Oh grand réseau de l’informatique diffuseur de la pensée libre mais toujours plus contrôlée. En 2015 j’ai été ton utilisateur plus qu’un de tes acteurs. Je n’ai pas vraiment touché à « Cubiq Arcadeum » bien que les joueurs aient passé la barre des 100. Je n’ai pas non plus été très exigeant dans mon utilisation de logiciel libre privilégiant beaucoup trop à mon goût le logiciel privateur. Et enfin, je regrette les nombreuses heures passées à flâner sur les réseaux sociaux en quête de vidéos humoristiques et de GIFs de petits chats tout mignon.

C’est pourquoi

Durant ma convalescence j’ai pris la décision de dépoussiérer un peu mon espace de travail. De nettoyer l’écran de mon ordinateur. De supprimer l’icône Facebook de mes marques pages Firefox ainsi que de l’écran d’accueil de mon téléphone. Et de désinstaller Windobs 8 qui n’est décidément pas fait pour travailler !

Parcours initiatique

A l’image de Candide de Voltaire et de son parcours initiatique, 2015 et son aboutissement m’a fait réfléchir (et lire) sur beaucoup de sujets, en passant d’écologie, à la recherche, à la femme comme à l’homme (l’Humain), aux relations humaines, à la société, à la paix comme aux actes de barbaries causés par les uns comme par les autres aux quatre coins du monde. Mais aussi à la recherche, à l’innovation, à l’évolution, à la vie, aux valeurs qui nous sont propres et que nous ne devrions pas refouler hors de nous.

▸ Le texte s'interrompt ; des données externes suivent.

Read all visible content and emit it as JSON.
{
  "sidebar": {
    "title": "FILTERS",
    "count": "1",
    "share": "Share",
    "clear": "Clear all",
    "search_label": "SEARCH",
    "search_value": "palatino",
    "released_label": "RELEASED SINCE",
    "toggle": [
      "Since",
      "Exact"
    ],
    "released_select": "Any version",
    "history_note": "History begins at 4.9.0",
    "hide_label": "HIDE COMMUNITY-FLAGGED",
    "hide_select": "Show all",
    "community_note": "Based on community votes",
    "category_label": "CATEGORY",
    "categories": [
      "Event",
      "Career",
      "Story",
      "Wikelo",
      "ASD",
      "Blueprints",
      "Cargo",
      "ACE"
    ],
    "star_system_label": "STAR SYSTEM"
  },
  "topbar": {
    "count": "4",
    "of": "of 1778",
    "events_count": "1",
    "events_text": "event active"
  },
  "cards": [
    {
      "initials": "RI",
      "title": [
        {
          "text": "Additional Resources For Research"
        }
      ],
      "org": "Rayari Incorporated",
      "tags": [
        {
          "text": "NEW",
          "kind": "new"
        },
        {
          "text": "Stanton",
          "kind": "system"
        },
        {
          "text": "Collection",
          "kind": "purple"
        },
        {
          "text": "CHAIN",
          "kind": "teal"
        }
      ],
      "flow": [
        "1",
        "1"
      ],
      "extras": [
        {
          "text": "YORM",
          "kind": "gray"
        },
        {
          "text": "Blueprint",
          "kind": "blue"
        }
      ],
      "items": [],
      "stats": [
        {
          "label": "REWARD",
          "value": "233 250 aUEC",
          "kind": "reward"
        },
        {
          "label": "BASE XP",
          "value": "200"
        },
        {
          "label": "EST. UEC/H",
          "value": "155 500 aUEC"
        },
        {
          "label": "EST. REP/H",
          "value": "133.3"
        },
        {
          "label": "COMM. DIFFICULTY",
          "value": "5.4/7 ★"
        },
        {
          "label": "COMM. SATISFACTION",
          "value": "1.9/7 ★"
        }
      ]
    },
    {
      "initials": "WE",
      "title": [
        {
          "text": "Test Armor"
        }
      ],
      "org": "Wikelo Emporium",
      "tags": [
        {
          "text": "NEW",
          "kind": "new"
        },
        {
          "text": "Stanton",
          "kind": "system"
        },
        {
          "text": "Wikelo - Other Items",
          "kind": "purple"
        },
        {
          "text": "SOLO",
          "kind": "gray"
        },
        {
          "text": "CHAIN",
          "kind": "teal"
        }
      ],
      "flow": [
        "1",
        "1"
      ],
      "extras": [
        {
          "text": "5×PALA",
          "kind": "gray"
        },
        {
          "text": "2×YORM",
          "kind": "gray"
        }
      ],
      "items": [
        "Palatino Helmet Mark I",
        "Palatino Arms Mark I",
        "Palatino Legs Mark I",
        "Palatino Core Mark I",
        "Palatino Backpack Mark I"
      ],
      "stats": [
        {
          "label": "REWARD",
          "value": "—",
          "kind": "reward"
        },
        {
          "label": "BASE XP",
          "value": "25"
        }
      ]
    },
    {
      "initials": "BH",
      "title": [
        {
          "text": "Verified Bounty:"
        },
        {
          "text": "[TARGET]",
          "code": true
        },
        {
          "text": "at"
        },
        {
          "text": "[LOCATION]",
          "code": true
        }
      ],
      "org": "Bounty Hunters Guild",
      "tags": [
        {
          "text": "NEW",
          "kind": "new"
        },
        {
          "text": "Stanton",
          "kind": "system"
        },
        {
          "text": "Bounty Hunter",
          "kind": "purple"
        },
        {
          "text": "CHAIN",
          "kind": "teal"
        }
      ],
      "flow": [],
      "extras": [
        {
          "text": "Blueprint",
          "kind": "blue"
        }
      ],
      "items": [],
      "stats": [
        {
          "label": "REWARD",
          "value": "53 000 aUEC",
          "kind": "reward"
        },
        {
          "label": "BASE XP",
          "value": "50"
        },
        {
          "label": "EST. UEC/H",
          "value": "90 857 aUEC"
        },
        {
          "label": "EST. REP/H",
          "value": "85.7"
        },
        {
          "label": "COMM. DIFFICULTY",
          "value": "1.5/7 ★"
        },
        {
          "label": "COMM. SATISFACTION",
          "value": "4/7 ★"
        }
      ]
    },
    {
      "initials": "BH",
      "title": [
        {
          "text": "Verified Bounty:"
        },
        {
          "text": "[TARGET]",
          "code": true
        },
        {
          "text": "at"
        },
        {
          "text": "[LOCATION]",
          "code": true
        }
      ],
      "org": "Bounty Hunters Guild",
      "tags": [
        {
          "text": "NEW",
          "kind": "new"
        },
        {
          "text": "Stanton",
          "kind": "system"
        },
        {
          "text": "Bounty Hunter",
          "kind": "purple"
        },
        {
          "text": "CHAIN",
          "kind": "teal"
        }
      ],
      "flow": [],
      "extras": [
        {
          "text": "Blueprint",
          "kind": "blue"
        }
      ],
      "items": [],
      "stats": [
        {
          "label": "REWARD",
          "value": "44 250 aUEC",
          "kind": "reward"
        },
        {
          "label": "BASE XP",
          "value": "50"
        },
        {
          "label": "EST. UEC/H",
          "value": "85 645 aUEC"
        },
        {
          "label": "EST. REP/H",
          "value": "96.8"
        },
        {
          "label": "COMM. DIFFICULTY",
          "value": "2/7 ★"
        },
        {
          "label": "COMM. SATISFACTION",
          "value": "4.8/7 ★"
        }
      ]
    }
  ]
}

En bref j’avais besoin de remettre les pieds sur terre, faire sortir la vapeur de la cocotte minute 2015 pour faire bouillir celle de 2016.

A l’image de Tiphaine Patraque sorcière dans « l’Hiverrier » de Terry Pratchett et comme l’avait un jour dit Mémé Ciredutemps  à celle-ci : « Quand on voulait se promener le nez en l’air, il fallait garder les deux pieds par terre. Récurer les sols, couper du bois, laver le linge, faire du fromage – ces tâches éreintaient, elles enseignaient ce qu’est la réalité. On pouvait leur consacrer une petite partie de son esprit, ce qui donnait aux pensées le temps de s’ordonner et de s’apaiser. »

Passons des paroles aux actes, parce qu’il le faut bien un jour !

Le résultat informatiquement:

  • Un ordinateur dépoussiéré avec Windobs 7, et les seuls plug-ins constructeur utiles ni plus ni moins ! Oui j’ai rétrogradé, oui c’est pas très Geek, mais je n’ai jamais eu autant de facilitée à travailler qu’avec un Windobs 7 bien propre.
  • Beaucoup de libre et d’open installé VLC, Inkscape, Blender, Gimp, Libre office, Firefox, …
  • Un Youtube en noir, et toutes les musiques les plus écoutées enregistrées en local pour avoir moins de bande passante utilisées.
  • Et enfin des dossiers bien triés et rangés. Pour ne pas se perdre et gagner du temps. Désactivations de tous les sons de Windows. Paramétrages de tout ce qui s’ouvre au démarrage.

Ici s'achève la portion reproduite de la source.